Am Montag läuft im ZDF ihr Film «Das Wunder von Kärnten» - so kurz vor der Ausstrahlung, sind Sie entspannt?
Es ist wie immer: Ich bin ein bisschen nervös. Es ist nie einfach gegen Günther Jauch anzutreten, die ARD setzt auf Blacky Fuchsberger. Ich hoffe, mit dem Film auch RTL und Sat.1 ein paar Zuschauer abjagen zu können. Der Film ist wirklich emotional und hat durchaus einen broad Appeal, der auch ein junges Publikum, das auch Spannung schätzt, anspricht.

Die Hauptrolle spielt Ken Duken, der sicherlich noch nicht zur obersten Riege der Schauspieler gehört, in seinen bisherigen Produktionen aber immer erstklassige Arbeit abgeliefert hat. Ist das insofern erstaunlich?
Sie haben Recht: Ken ist eine Geheimwaffe. Konzentriert auf - und offen für tolle Rollen. Sie dürfen nicht vergessen: Ich schätze die Hälfte seiner Werke hat er nicht in Deutschland gemacht. In Norwegen ist er ein richtig großer Star, er spricht fließend Englisch. Ken hat sich von Rolle zu Rolle kontinuierlich weiterentwickelt und ich glaube, jetzt ab Montag, werden noch einige Fans dazu kommen.

Wie mutig sind öffentlich-rechtliche und private TV-Sender heute?
Wieder mehr und mehr. Wir spüren im Fiktion-Bereich durchaus eine große Relevanz, in Deutschland und auch im Ausland steigt die Minutenanzahl. Als Produzent sehe ich es natürlich sehr gerne, dass in diesem Bereich wieder aufgerüstet wird. Aber natürlich sind wir im Bereich der Wirtschaftlichkeit erst noch auf dem Weg.

Was musste sich in diesem Bereich in den vergangenen Jahren ändern?
Als nicht-neutraler Beobachter sieht man ganz deutlich, dass deutsche Fiktion bei den Privaten weniger geworden ist. Ich begrüße es aber, dass diese Sender inzwischen das Verhältnis zwischen Preis und Leistung im Qualitätssegment wieder anpassen. Ich ziehe momentan eine sehr positive Bilanz, glaube aber, dass die deutsche Fiktion noch mehr kann.
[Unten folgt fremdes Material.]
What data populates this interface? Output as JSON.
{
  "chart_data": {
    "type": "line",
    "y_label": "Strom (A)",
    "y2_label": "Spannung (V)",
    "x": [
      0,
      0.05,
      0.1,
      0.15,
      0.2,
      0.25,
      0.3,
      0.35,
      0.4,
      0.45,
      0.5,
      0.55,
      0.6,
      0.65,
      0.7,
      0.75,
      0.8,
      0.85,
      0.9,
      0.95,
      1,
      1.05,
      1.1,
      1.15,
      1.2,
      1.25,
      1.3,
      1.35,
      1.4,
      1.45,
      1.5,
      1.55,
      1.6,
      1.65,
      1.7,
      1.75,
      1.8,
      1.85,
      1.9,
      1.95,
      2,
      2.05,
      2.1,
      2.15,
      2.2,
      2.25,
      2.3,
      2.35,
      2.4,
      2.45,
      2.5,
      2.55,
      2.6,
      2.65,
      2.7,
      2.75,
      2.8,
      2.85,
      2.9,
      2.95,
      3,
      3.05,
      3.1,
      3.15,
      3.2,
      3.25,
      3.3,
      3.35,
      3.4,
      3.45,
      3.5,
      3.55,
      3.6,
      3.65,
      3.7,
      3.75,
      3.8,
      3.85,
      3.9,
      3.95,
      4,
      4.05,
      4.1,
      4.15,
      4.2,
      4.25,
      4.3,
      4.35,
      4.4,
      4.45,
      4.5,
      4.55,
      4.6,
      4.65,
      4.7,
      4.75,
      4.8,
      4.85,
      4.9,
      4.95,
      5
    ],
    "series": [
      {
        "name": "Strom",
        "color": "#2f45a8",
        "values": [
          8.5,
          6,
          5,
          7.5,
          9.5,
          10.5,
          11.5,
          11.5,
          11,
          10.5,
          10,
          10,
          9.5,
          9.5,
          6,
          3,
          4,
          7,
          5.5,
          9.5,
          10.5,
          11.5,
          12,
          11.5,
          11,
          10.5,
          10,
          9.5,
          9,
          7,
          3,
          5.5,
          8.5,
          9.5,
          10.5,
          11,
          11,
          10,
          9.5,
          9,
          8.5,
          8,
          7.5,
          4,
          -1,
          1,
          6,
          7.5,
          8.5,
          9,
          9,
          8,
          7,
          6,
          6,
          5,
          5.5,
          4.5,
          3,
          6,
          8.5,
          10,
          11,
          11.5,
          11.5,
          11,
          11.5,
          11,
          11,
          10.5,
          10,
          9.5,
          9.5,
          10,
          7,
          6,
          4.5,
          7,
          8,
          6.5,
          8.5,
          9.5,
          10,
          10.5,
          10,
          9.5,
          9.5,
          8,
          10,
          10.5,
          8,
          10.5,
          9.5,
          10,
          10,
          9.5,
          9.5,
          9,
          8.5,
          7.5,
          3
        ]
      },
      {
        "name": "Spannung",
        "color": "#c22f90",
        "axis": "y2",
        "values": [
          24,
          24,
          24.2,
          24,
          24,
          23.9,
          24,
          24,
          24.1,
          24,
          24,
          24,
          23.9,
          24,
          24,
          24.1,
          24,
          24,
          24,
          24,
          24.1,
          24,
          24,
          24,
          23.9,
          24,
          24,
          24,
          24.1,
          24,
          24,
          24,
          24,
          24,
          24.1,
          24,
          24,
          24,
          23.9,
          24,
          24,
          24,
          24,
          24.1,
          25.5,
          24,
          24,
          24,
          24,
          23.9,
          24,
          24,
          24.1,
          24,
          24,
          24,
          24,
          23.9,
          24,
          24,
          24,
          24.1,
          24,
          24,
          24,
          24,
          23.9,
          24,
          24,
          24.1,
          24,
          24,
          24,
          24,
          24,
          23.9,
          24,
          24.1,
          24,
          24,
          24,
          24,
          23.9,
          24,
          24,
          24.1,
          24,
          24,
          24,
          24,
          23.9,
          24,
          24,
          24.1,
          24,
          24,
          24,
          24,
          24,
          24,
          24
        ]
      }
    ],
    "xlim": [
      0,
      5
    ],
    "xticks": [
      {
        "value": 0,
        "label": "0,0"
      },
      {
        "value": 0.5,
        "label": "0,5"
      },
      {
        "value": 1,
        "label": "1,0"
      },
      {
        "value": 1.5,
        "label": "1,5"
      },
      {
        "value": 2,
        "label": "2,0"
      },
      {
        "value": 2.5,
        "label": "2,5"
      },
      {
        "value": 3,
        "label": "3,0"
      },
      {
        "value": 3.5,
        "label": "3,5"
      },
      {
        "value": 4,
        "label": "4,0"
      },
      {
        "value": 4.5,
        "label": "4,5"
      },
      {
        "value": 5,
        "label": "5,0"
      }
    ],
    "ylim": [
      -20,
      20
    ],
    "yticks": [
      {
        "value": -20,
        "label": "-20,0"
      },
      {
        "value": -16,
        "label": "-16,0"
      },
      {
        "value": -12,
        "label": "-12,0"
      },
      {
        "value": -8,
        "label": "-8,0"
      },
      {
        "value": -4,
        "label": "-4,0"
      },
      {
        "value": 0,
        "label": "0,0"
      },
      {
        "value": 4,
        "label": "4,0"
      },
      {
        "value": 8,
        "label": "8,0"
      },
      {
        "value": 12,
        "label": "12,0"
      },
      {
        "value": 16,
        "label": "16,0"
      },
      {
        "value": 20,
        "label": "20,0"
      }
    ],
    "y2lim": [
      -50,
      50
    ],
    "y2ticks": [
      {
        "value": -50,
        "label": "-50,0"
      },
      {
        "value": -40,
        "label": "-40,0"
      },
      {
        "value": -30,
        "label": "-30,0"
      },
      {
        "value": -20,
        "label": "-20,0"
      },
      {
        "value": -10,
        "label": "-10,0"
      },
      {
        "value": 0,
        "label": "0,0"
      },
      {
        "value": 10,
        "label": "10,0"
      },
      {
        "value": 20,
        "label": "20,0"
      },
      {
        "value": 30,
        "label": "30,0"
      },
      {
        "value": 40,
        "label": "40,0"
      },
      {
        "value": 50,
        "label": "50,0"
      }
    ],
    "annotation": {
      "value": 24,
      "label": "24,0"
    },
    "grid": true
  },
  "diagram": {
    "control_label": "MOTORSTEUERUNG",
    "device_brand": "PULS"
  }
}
Wie schätzen Sie die neuen Serien ein? «Countdown», «Die Draufgänger», die beide kürzlich auch erst abgesetzt wurden…
Ich möchte das mit einer Flut an einem Strand vergleichen. Die ersten Wellen sind immer noch kleiner, haben nicht die Intensität. Ich hoffe, dass nun noch mehr nachkommt. Für mich ist eine andere Frage wichtig: Wie viele Piloten werden bestellt? Was trauen sich die Sender in diesen auch inhaltlich? Ich glaube, dass der Weg, in diesem Bereich mehr anzugreifen, stimmt.

Ich habe eher das Gefühl, wir könnten wieder vor einer Krise stehen. Noch einmal: «Countdown» nach Staffel drei abgesetzt, «Danni Lowinski» in Staffel drei wieder und wieder mit Negativrekorden…
Die meisten Musikproduzenten sagen immer: Es ist die zweite Platte, das zweite Album, das wirklich zählt. So ähnlich ist es im Fernsehen auch. Am Piloten und den ersten Folgen arbeitet man lange und sehr intensiv. Danach müssen möglichst schnell weitere Episoden her. Dadurch wird die Qualität in den nachfolgenden Staffeln häufig nicht mehr erreicht oder die Konkurrenz programmiert erfolgreich dagegen.

Das liegt aber in der Natur der Sache. Heißt also, dass man das Problem nicht wirklich angehen kann?
Es wäre begrüßenswert, wenn etwas mehr Entwicklungsgeld zur Verfügung stünde und der Produzent aus elf oder zwölf Büchern für eine achtteilige Staffel aussuchen könnte. Die drei nicht so guten wandern dann einfach in den Papierkorb. Natürlich sind auch große Outdoor-Kampagnen wichtig für Serien, manchmal würde ich das dort investierte Geld aber lieber direkt in der Produktion sehen.

Wie wichtig sind große Köpfe und starke Figuren? «Die Wanderhure» hat mehr als acht Millionen Menschen geholt.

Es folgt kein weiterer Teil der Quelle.